Industry News

Report finds compliance burdens business

Economics advisory firm Deloitte Access Economics has released its report Get out of your own way: Unleashing productivity, which identifies the costs to private companies and the nation of self-imposed red tape.

According to the report, the cost of complying with self-imposed rules created by the private sector is double that associated with government regulations.

In a press release, Deloitte stated that the self-imposed rules of the private sector cost $155 billion a year: $21 billion to develop and administer, and $134 billion a year in compliance costs.

The report also indicated that the time required for employees to comply with self-imposed rules had become a “crippling burden”.

“Unless and until we address this choking cost, it will be hard for Australia to be truly ‘open for business’,” report co-author and Deloitte Access Economics partner Chris Richardson commented.

Richardson said that rules and regulations were “vitally necessary” but that a decade of prosperity had led Australia’s policymakers to “reach for a rule”, often without first weighing the costs and benefits of doing so.

Richardson added that the cost of government rules had also risen, with Deloitte estimating that in total, federal, state and local government rules and regulations now cost $27 billion a year to administer and $67 billion a year to comply with.

An unbalanced compliance culture
In the press release, Deloitte explained that over the years Australian businesses had “bulked up”, employing many people to create and then enforce rules and regulations.

“As a result, there are already more ‘compliance workers’ across Australia than there are people working in construction, manufacturing or education roles. In fact, one in every 11 employed Australians now works in the compliance sector,” the press release stated.

Deloitte chief strategy officer and Building the Lucky Country series co-author Gerhard Vorster said, “Australia’s compliance culture is cluttering our cost base and choking our innovation. That is coming at a massive and rising cost to our nation and to our ability to innovate. At least governments are aware of those regulatory costs, and are trying to rein them in.”

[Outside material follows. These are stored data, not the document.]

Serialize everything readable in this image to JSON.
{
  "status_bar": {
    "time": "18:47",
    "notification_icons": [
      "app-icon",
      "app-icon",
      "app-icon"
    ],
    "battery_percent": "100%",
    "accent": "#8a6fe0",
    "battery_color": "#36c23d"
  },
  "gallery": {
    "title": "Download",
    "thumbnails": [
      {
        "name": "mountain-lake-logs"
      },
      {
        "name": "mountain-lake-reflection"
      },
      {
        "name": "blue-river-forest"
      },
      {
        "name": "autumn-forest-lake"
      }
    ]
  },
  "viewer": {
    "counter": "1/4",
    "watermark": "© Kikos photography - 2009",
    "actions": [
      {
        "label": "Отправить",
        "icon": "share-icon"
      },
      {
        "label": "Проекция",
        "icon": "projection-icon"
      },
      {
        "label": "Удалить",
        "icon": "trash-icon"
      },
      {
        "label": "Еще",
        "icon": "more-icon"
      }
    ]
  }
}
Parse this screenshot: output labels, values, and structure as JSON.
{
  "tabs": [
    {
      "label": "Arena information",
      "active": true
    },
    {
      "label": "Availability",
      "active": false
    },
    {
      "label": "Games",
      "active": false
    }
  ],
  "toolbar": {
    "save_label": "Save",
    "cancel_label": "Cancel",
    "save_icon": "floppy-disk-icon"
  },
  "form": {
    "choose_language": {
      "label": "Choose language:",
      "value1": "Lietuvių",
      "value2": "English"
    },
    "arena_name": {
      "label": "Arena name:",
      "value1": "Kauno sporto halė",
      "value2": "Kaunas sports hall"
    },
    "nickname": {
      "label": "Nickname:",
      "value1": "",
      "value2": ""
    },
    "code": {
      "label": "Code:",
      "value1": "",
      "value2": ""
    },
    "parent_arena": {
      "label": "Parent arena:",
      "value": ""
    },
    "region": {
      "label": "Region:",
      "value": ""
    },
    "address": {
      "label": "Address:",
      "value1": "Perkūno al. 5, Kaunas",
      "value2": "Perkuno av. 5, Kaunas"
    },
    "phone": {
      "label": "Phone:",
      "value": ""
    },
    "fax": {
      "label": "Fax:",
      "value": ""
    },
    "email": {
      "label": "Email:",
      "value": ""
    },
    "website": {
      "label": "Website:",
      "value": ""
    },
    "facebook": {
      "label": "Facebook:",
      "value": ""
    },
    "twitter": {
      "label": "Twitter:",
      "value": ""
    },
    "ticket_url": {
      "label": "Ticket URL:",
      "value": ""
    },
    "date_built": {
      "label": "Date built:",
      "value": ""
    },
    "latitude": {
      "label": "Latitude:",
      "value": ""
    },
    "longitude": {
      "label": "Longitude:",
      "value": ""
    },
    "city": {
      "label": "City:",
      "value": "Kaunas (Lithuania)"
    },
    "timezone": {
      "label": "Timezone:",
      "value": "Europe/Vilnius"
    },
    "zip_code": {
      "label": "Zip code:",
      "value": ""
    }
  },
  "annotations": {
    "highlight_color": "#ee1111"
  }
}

“Addressing the weight of Australia’s government and corporate red tape is the clearest path to raising national livings standards across the next decade,” Richardson added. “It is where we’ve made the biggest mistakes as a nation, but also where we can make the biggest – and most profitable – progress.

“There is a huge payoff to the profits of Australian businesses and the incomes of our workers if we simply get out of our own way. Doing so won’t just unleash business productivity – it will unleash Australia.”

Get out of your own way is part of Deloitte’s Building the Lucky Country series of reports that explore economic, technological and social drivers of issues facing the Australian economy.